Though the company denies it is officially exiting the market, Meritage investor relations director Brent Anderson confirms that they have "terminated all of our future options to purchase additional lots in southwest Florida." This included more than 2,500 lots in the area – as well as approximately $25 million in lot deposits. This just after Meritage entered the Southwest Florida housing market in February of 2005 when it purchased Fort Myers-based Colonial Homes for an estimated $66 million.
Operations in the Ft. Myers/Naples, Florida market are seriously depressed and Steven Hilton, Meritage chairman and CEO, predicts no turnaround in the area for the foreseeable future. As a result, the company anticipates recording a non-cash, pre-tax charge of $28 million relating to goodwill and other intangible assets related to the acquisition. This comes in addition to the $25 million lost on lot deposits in the area.
"Southwest Florida has been experiencing some of the most difficult housing market conditions in the country," said Hilton in a statement to investors. "While our 2006 home closings there represented only approximately 2% of our company-wide closings, our year-to-date 2007 home closings in Fort Myers/Naples are down more than 70% from the level a year ago."
Continued expansion in the area became impaired due to the ability to acquire new lots or renegotiate existing land contracts that reflect current market pricing. The company will maintain a skeleton office in the market in order to complete homes already under contract. "We are not, at this point in time, exiting the Ft. Myers market," said Anderson. "We have customers to serve, homes to build and inventory to sell. Albeit small, we will maintain an office and staff there to achieve those things. Beyond that, we will continue to monitor the market conditions, and act accordingly in the future."

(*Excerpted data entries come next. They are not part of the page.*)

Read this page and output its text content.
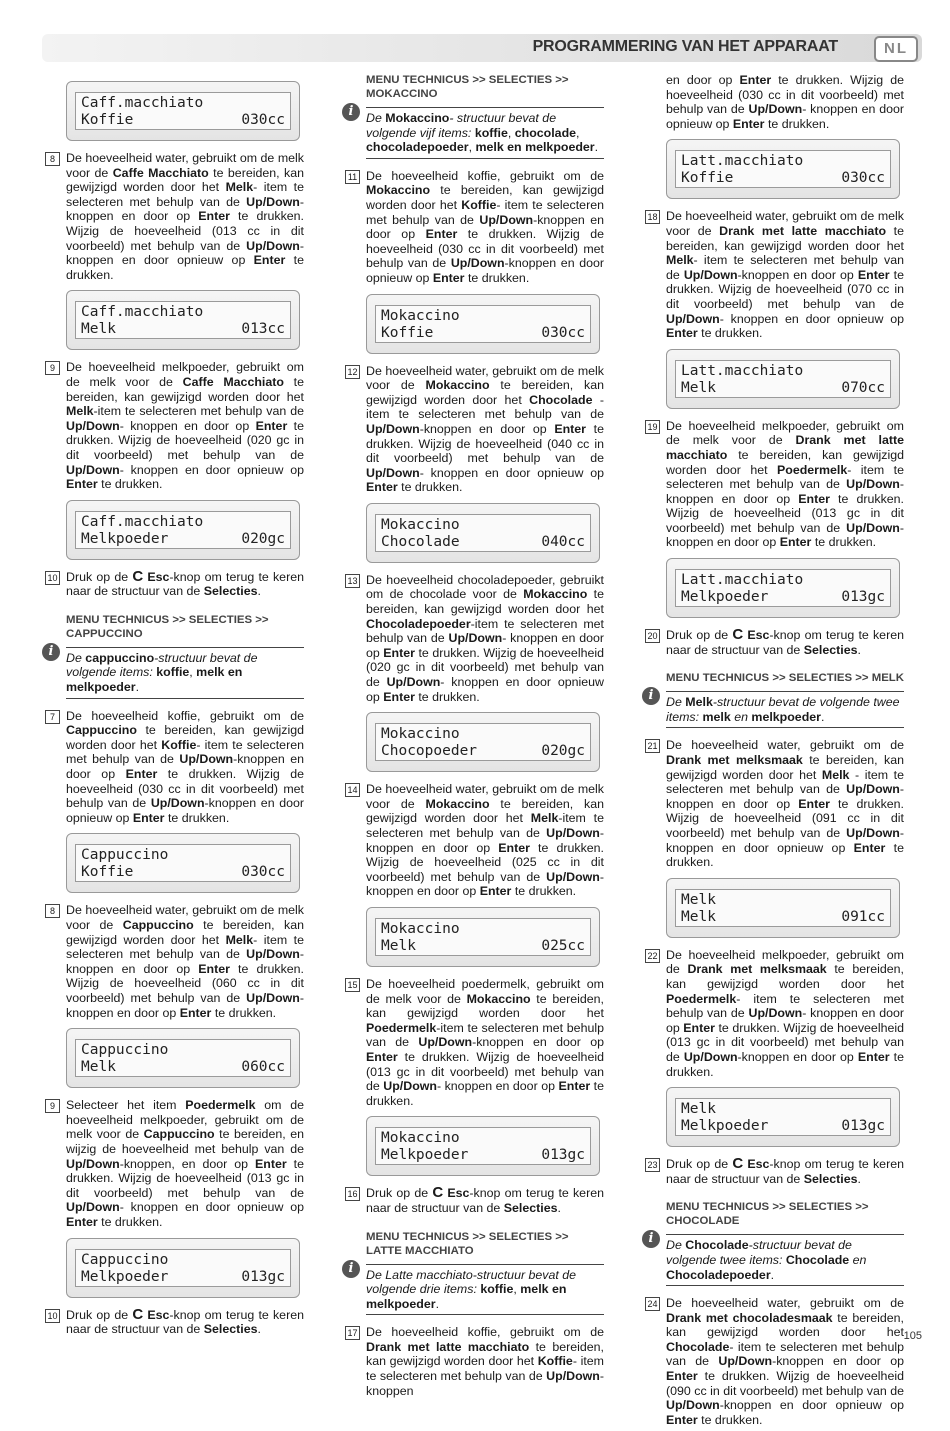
PROGRAMMERING VAN HET APPARAAT	NL
Caff.macchiato
Koffie	030cc
8 De hoeveelheid water, gebruikt om de melk voor de Caffe Macchiato te bereiden, kan gewijzigd worden door het Melk- item te selecteren met behulp van de Up/Down-knoppen en door op Enter te drukken. Wijzig de hoeveelheid (013 cc in dit voorbeeld) met behulp van de Up/Down- knoppen en door opnieuw op Enter te drukken.
Caff.macchiato
Melk	013cc
9 De hoeveelheid melkpoeder, gebruikt om de melk voor de Caffe Macchiato te bereiden, kan gewijzigd worden door het Melk-item te selecteren met behulp van de Up/Down- knoppen en door op Enter te drukken. Wijzig de hoeveelheid (020 gc in dit voorbeeld) met behulp van de Up/Down- knoppen en door opnieuw op Enter te drukken.
Caff.macchiato
Melkpoeder	020gc
10 Druk op de C Esc-knop om terug te keren naar de structuur van de Selecties.
MENU TECHNICUS >> SELECTIES >> CAPPUCCINO
i	De cappuccino-structuur bevat de volgende items: koffie, melk en melkpoeder.
7 De hoeveelheid koffie, gebruikt om de Cappuccino te bereiden, kan gewijzigd worden door het Koffie- item te selecteren met behulp van de Up/Down-knoppen en door op Enter te drukken. Wijzig de hoeveelheid (030 cc in dit voorbeeld) met behulp van de Up/Down-knoppen en door opnieuw op Enter te drukken.
Cappuccino
Koffie	030cc
8 De hoeveelheid water, gebruikt om de melk voor de Cappuccino te bereiden, kan gewijzigd worden door het Melk- item te selecteren met behulp van de Up/Down-knoppen en door op Enter te drukken. Wijzig de hoeveelheid (060 cc in dit voorbeeld) met behulp van de Up/Down- knoppen en door op Enter te drukken.
Cappuccino
Melk	060cc
9 Selecteer het item Poedermelk om de hoeveelheid melkpoeder, gebruikt om de melk voor de Cappuccino te bereiden, en wijzig de hoeveelheid met behulp van de Up/Down-knoppen, en door op Enter te drukken. Wijzig de hoeveelheid (013 gc in dit voorbeeld) met behulp van de Up/Down- knoppen en door opnieuw op Enter te drukken.
Cappuccino
Melkpoeder	013gc
10 Druk op de C Esc-knop om terug te keren naar de structuur van de Selecties.
MENU TECHNICUS >> SELECTIES >> MOKACCINO
i	De Mokaccino- structuur bevat de volgende vijf items: koffie, chocolade, chocoladepoeder, melk en melkpoeder.
11 De hoeveelheid koffie, gebruikt om de Mokaccino te bereiden, kan gewijzigd worden door het Koffie- item te selecteren met behulp van de Up/Down-knoppen en door op Enter te drukken. Wijzig de hoeveelheid (030 cc in dit voorbeeld) met behulp van de Up/Down-knoppen en door opnieuw op Enter te drukken.
Mokaccino
Koffie	030cc
12 De hoeveelheid water, gebruikt om de melk voor de Mokaccino te bereiden, kan gewijzigd worden door het Chocolade - item te selecteren met behulp van de Up/Down-knoppen en door op Enter te drukken. Wijzig de hoeveelheid (040 cc in dit voorbeeld) met behulp van de Up/Down- knoppen en door opnieuw op Enter te drukken.
Mokaccino
Chocolade	040cc
13 De hoeveelheid chocoladepoeder, gebruikt om de chocolade voor de Mokaccino te bereiden, kan gewijzigd worden door het Chocoladepoeder-item te selecteren met behulp van de Up/Down- knoppen en door op Enter te drukken. Wijzig de hoeveelheid (020 gc in dit voorbeeld) met behulp van de Up/Down- knoppen en door opnieuw op Enter te drukken.
Mokaccino
Chocopoeder	020gc
14 De hoeveelheid water, gebruikt om de melk voor de Mokaccino te bereiden, kan gewijzigd worden door het Melk-item te selecteren met behulp van de Up/Down-knoppen en door op Enter te drukken. Wijzig de hoeveelheid (025 cc in dit voorbeeld) met behulp van de Up/Down- knoppen en door op Enter te drukken.
Mokaccino
Melk	025cc
15 De hoeveelheid poedermelk, gebruikt om de melk voor de Mokaccino te bereiden, kan gewijzigd worden door het Poedermelk-item te selecteren met behulp van de Up/Down-knoppen en door op Enter te drukken. Wijzig de hoeveelheid (013 gc in dit voorbeeld) met behulp van de Up/Down- knoppen en door op Enter te drukken.
Mokaccino
Melkpoeder	013gc
16 Druk op de C Esc-knop om terug te keren naar de structuur van de Selecties.
MENU TECHNICUS >> SELECTIES >> LATTE MACCHIATO
i	De Latte macchiato-structuur bevat de volgende drie items: koffie, melk en melkpoeder.
17 De hoeveelheid koffie, gebruikt om de Drank met latte macchiato te bereiden, kan gewijzigd worden door het Koffie- item te selecteren met behulp van de Up/Down-knoppen
en door op Enter te drukken. Wijzig de hoeveelheid (030 cc in dit voorbeeld) met behulp van de Up/Down- knoppen en door opnieuw op Enter te drukken.
Latt.macchiato
Koffie	030cc
18 De hoeveelheid water, gebruikt om de melk voor de Drank met latte macchiato te bereiden, kan gewijzigd worden door het Melk- item te selecteren met behulp van de Up/Down-knoppen en door op Enter te drukken. Wijzig de hoeveelheid (070 cc in dit voorbeeld) met behulp van de Up/Down- knoppen en door opnieuw op Enter te drukken.
Latt.macchiato
Melk	070cc
19 De hoeveelheid melkpoeder, gebruikt om de melk voor de Drank met latte macchiato te bereiden, kan gewijzigd worden door het Poedermelk- item te selecteren met behulp van de Up/Down- knoppen en door op Enter te drukken. Wijzig de hoeveelheid (013 gc in dit voorbeeld) met behulp van de Up/Down-knoppen en door op Enter te drukken.
Latt.macchiato
Melkpoeder	013gc
20 Druk op de C Esc-knop om terug te keren naar de structuur van de Selecties.
MENU TECHNICUS >> SELECTIES >> MELK
i	De Melk-structuur bevat de volgende twee items: melk en melkpoeder.
21 De hoeveelheid water, gebruikt om de Drank met melksmaak te bereiden, kan gewijzigd worden door het Melk - item te selecteren met behulp van de Up/Down- knoppen en door op Enter te drukken. Wijzig de hoeveelheid (091 cc in dit voorbeeld) met behulp van de Up/Down-knoppen en door opnieuw op Enter te drukken.
Melk
Melk	091cc
22 De hoeveelheid melkpoeder, gebruikt om de Drank met melksmaak te bereiden, kan gewijzigd worden door het Poedermelk- item te selecteren met behulp van de Up/Down- knoppen en door op Enter te drukken. Wijzig de hoeveelheid (013 gc in dit voorbeeld) met behulp van de Up/Down-knoppen en door op Enter te drukken.
Melk
Melkpoeder	013gc
23 Druk op de C Esc-knop om terug te keren naar de structuur van de Selecties.
MENU TECHNICUS >> SELECTIES >> CHOCOLADE
i	De Chocolade-structuur bevat de volgende twee items: Chocolade en Chocoladepoeder.
24 De hoeveelheid water, gebruikt om de Drank met chocoladesmaak te bereiden, kan gewijzigd worden door het Chocolade- item te selecteren met behulp van de Up/Down-knoppen en door op Enter te drukken. Wijzig de hoeveelheid (090 cc in dit voorbeeld) met behulp van de Up/Down-knoppen en door opnieuw op Enter te drukken.
105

After reporting preliminary sales, closings, and backlog for the second quarter ending June 30, 2007, Meritage Homes joins the ranks of many public builders suffering weaker-than-expected performance.
Though the company was encouraged by improving sales and cancellation rates during each month of this year's first quarter, positive trending came to an end in April. Preliminary net sales for the first two months of the second quarter were approximately 21% lower than the same period last year, and cancellations increased to a rate of 36% of gross orders, from 27% reported in the first quarter 2007.

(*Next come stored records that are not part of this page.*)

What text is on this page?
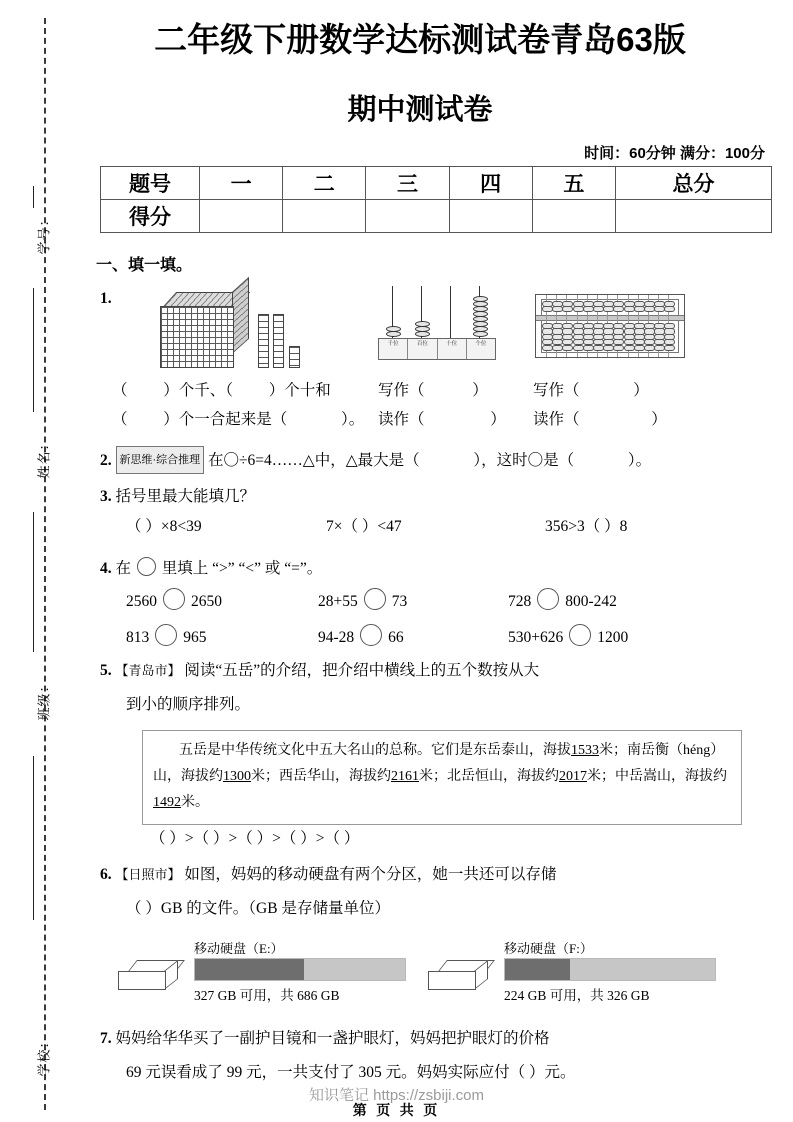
学号：
姓名：
班级：
学校：
二年级下册数学达标测试卷青岛63版
期中测试卷
时间：60分钟 满分：100分
题号	一	二	三	四	五	总分
得分						
一、填一填。
1.
千位	百位	十位	个位
（ ）个千、（ ）个十和
（ ）个一合起来是（	）。
写作（	）
读作（	）
写作（	）
读作（	）
2. 新思维·综合推理 在〇÷6=4……△中，△最大是（	），这时〇是（	）。
3. 括号里最大能填几？
（ ）×8<39	7×（ ）<47	356>3（ ）8
4. 在 里填上 “>” “<” 或 “=”。
2560 2650	28+55 73	728 800-242
813 965	94-28 66	530+626 1200
5. 【青岛市】 阅读“五岳”的介绍，把介绍中横线上的五个数按从大
到小的顺序排列。
五岳是中华传统文化中五大名山的总称。它们是东岳泰山，海拔1533米；南岳衡（héng）山，海拔约1300米；西岳华山，海拔约2161米；北岳恒山，海拔约2017米；中岳嵩山，海拔约1492米。
（ ）>（ ）>（ ）>（ ）>（ ）
6. 【日照市】 如图，妈妈的移动硬盘有两个分区，她一共还可以存储
（ ）GB 的文件。（GB 是存储量单位）
移动硬盘（E:）
327 GB 可用，共 686 GB
移动硬盘（F:）
224 GB 可用，共 326 GB
7. 妈妈给华华买了一副护目镜和一盏护眼灯，妈妈把护眼灯的价格
69 元误看成了 99 元，一共支付了 305 元。妈妈实际应付（ ）元。
知识笔记 https://zsbiji.com
第 页 共 页
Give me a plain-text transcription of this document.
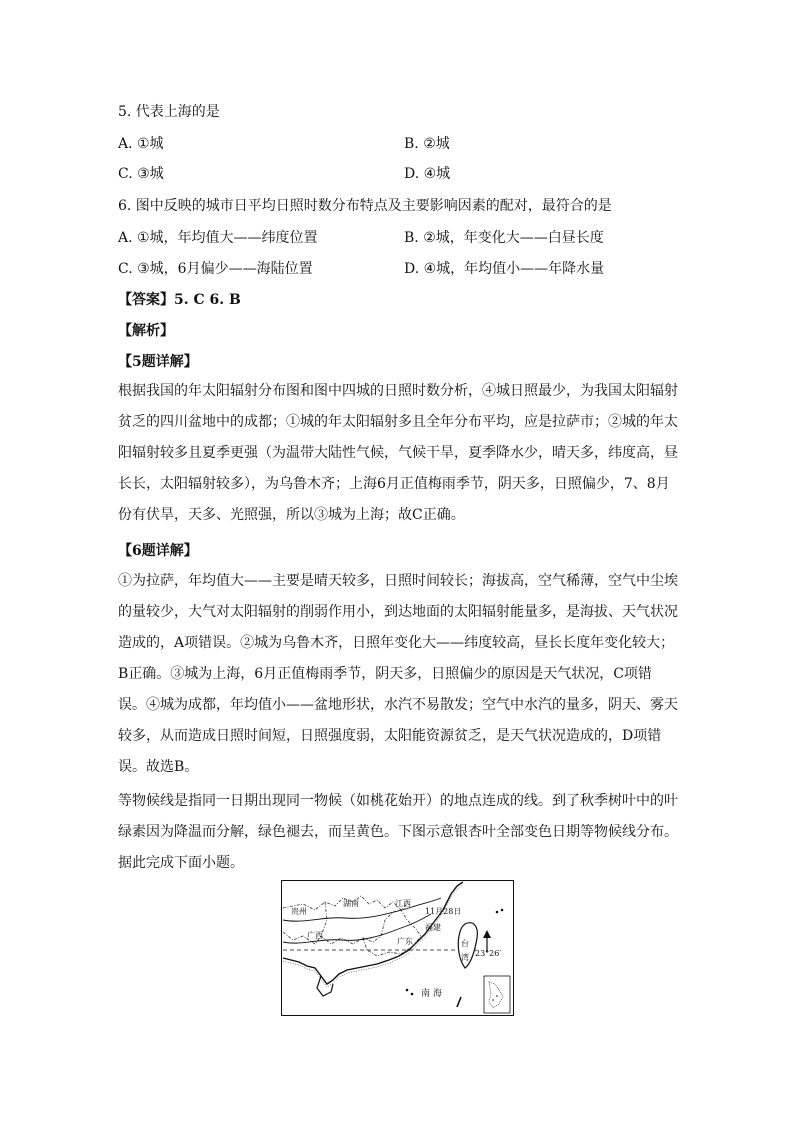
5. 代表上海的是
A. ①城	B. ②城
C. ③城	D. ④城
6. 图中反映的城市日平均日照时数分布特点及主要影响因素的配对，最符合的是
A. ①城，年均值大——纬度位置	B. ②城，年变化大——白昼长度
C. ③城，6月偏少——海陆位置	D. ④城，年均值小——年降水量
【答案】5. C 6. B
【解析】
【5题详解】
根据我国的年太阳辐射分布图和图中四城的日照时数分析，④城日照最少，为我国太阳辐射贫乏的四川盆地中的成都；①城的年太阳辐射多且全年分布平均，应是拉萨市；②城的年太阳辐射较多且夏季更强（为温带大陆性气候，气候干旱，夏季降水少，晴天多，纬度高，昼长长，太阳辐射较多），为乌鲁木齐；上海6月正值梅雨季节，阴天多，日照偏少，7、8月份有伏旱，天多、光照强，所以③城为上海；故C正确。
【6题详解】
①为拉萨，年均值大——主要是晴天较多，日照时间较长；海拔高，空气稀薄，空气中尘埃的量较少，大气对太阳辐射的削弱作用小，到达地面的太阳辐射能量多，是海拔、天气状况造成的，A项错误。②城为乌鲁木齐，日照年变化大——纬度较高，昼长长度年变化较大；B正确。③城为上海，6月正值梅雨季节，阴天多，日照偏少的原因是天气状况，C项错误。④城为成都，年均值小——盆地形状，水汽不易散发；空气中水汽的量多，阴天、雾天较多，从而造成日照时间短，日照强度弱，太阳能资源贫乏，是天气状况造成的，D项错误。故选B。
等物候线是指同一日期出现同一物候（如桃花始开）的地点连成的线。到了秋季树叶中的叶绿素因为降温而分解，绿色褪去，而呈黄色。下图示意银杏叶全部变色日期等物候线分布。据此完成下面小题。
贵州
湖南	江西
广西
福建
广东
11月28日
台
湾 23°26′
南 海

As a result, the backslide is expected to bring pre-tax charges to Meritage in the $75 to $80 million range related to inventory impairments and the write-off of land options.
Citing increased price reductions and margin deterioration brought on by weakening demand, Hilton also predicts the company will not meet the guidance it provided on April 25 for total home closings, revenue and earnings for 2007. In addition, he warned that current conditions and recent performance "also increases the risk for larger associated write-offs of options and impairment charges, which could significantly impact our near-term profitability."
The company is currently reviewing operating plans for the remainder of the year.